Sempat Bergabung dengan Garuda
Tahun 1978, keluar PP, yang mengubah riwayat Merpati, yaitu PP Nomor 30/1978. Dalam PP itu, intinya mengharuskan Merpati mengalihkan modal ke Garuda Indonesia. Merpati yang menjadi anak perusahaan Garuda, tetap menjalankan penerbangan perintis, lintas batas, transmigrasi, borongan wisatawan, dan angkutan benda/barang, serta usaha-usaha lainnya. Pola operasi Merpati memang menyelenggarakan penerbangan pada semua jaraingan penerbangan dalam negeri, secara terpadu dan saling mengisi dengan Garuda.
Merpati diputuskan sebagai pendukung operasi penerbangan Garuda di tingkat domestik. Sejumlah armada Garuda pun dialihkan kepada Merpati, antara lain, enam F-28 Mk.3000, 22 F-28 Mk. 4000, dan sembilan DC-9.
Rencana pemisahan kembali dengan Garuda memang menimbulkan banyak masalah yang menghambat operasi Merpati. Sebab hal itu membuat Garuda dan Merpati berlomba di pasar yang sama.

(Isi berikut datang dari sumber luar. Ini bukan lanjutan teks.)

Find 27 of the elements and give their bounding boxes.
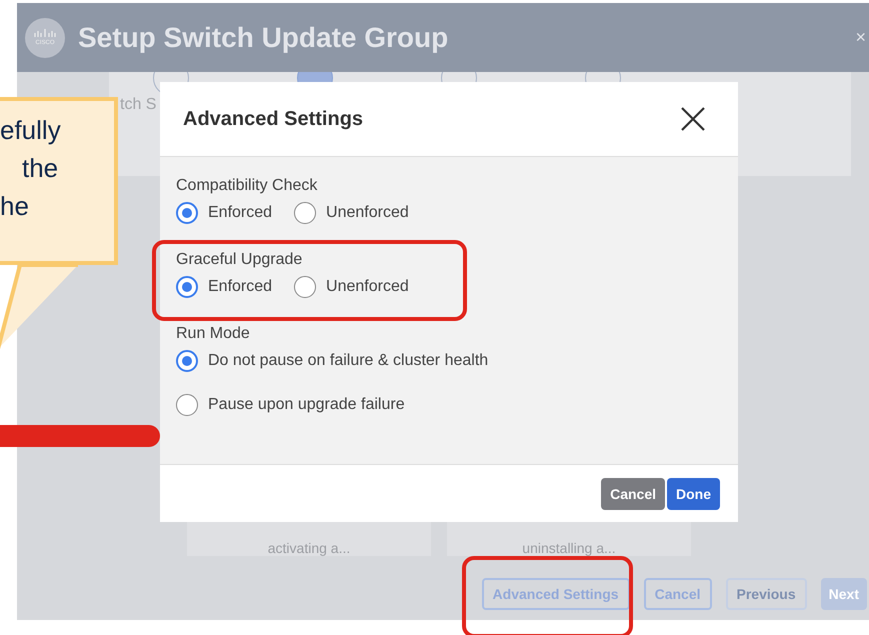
radio-button[interactable] bbox=[176, 276, 198, 298]
group-label: Compatibility Check bbox=[176, 177, 318, 195]
logo-bars-icon bbox=[32, 29, 58, 39]
radio-button[interactable] bbox=[176, 350, 198, 372]
task-card: activating a... bbox=[187, 521, 431, 556]
radio-button[interactable] bbox=[176, 394, 198, 416]
window-title: Setup Switch Update Group bbox=[78, 22, 448, 54]
step-label: tch S bbox=[120, 96, 156, 114]
radio-button[interactable] bbox=[294, 276, 316, 298]
callout-text: he bbox=[0, 190, 30, 223]
dialog-title: Advanced Settings bbox=[183, 108, 364, 130]
radio-option[interactable]: Pause upon upgrade failure bbox=[176, 394, 722, 416]
radio-option[interactable]: Enforced bbox=[176, 202, 272, 224]
radio-button[interactable] bbox=[294, 202, 316, 224]
task-card: uninstalling a... bbox=[447, 521, 691, 556]
callout-text: the bbox=[21, 152, 60, 185]
cancel-button[interactable]: Cancel bbox=[601, 478, 665, 510]
close-icon[interactable] bbox=[680, 106, 706, 132]
radio-option[interactable]: Unenforced bbox=[294, 276, 409, 298]
group-label: Graceful Upgrade bbox=[176, 251, 304, 269]
radio-option[interactable]: Enforced bbox=[176, 276, 272, 298]
done-button[interactable]: Done bbox=[667, 478, 720, 510]
callout-text: efully bbox=[0, 114, 62, 147]
group-label: Run Mode bbox=[176, 325, 251, 343]
radio-option[interactable]: Do not pause on failure & cluster health bbox=[176, 350, 722, 372]
radio-option[interactable]: Unenforced bbox=[294, 202, 409, 224]
radio-button[interactable] bbox=[176, 202, 198, 224]
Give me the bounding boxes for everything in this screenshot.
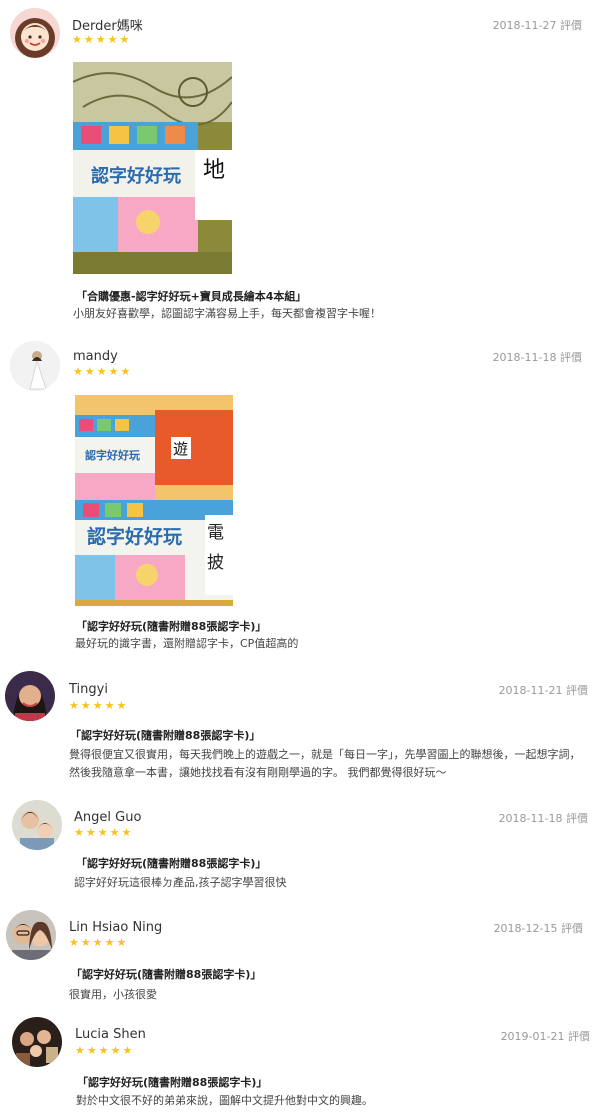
photo-book-title: 認字好好玩 — [87, 525, 182, 548]
bride-avatar-icon — [10, 341, 60, 391]
rating-stars: ★★★★★ — [72, 33, 132, 46]
photo-card-char: 地 — [203, 158, 225, 183]
product-name[interactable]: 「合購優惠-認字好好玩+寶貝成長繪本4本組」 — [76, 288, 306, 304]
review-item: Derder媽咪 2018-11-27 評價 ★★★★★ 認字好好玩 地 「合購… — [0, 0, 600, 330]
product-name[interactable]: 「認字好好玩(隨書附贈88張認字卡)」 — [76, 618, 266, 634]
review-text: 覺得很便宜又很實用，每天我們晚上的遊戲之一，就是「每日一字」，先學習圖上的聯想後… — [69, 748, 581, 779]
review-photo-image: 認字好好玩 地 — [73, 62, 232, 274]
reviewer-name[interactable]: Lin Hsiao Ning — [69, 920, 162, 935]
review-date: 2018-11-21 評價 — [498, 684, 588, 697]
reviewer-name[interactable]: Derder媽咪 — [72, 15, 143, 34]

Permasalahan yang terjadi saling berkaitan antara satu dengan yang lain. Misalnya, penyewaan pesawat yang penuh manipulasi, sewa pesawat yang tidak layak, dan berbagai kelainan lainnya.
Menjelang pemisahan dengan Garuda, Merpati harus makin mengefisienkan diri dan memperbaiki kinerja perusahaan. Namun hal itu belum bisa memecahkan masalah permodalan dan restrukturisasi. Kerugian pun makin membengkak sampai Rp135 miliar dengan penurunan kinerja pelayanan yang seringkali mengecewakan para pelanggannya.
Pada masa itu, Merpati dengan berani mendatangkan A310 dan A300-600 untuk menjelajah rute internasional ke Australia. Penerbangan ini membukukan utang yang tak sedikit. Belum lagi masalah pesawat ATP yang tak lagi laik terbang sehingga grounded, walau tetap harus membayar sewa. Ada lagi Tristar, untuk menggantikan A310, dan kemudian BAe-146-100, yang operasinya hanya "sekejap".
Kerugian Merpati pada semester I/1997 mencapai Rp40,1 miliar. Makin terpuruk pada semester II/1997, saat krisis mulai melanda. Hutang Merpati pun menjadi semakin akbar dari asetnya.
Dengan kondisi itu, Merpati mulai membenahi kinerja operasinya seperti tingkat keselamatan penerbangan makin tinggi dan OTP (On Time Performance) secara perlahan merambat naik.
Namun, tantangan dan ancaman makin kompleks. Di luar, persaingan makin sempit. Selain muncul bersambung airlines swasta yang baru, Garuda pun makin menancapkan keberadaannya di domestik. Banyak karyawannya mencapai 4.300 orang dengan 600 pilot, tapi hanya mengoperasikan 35 pesawat.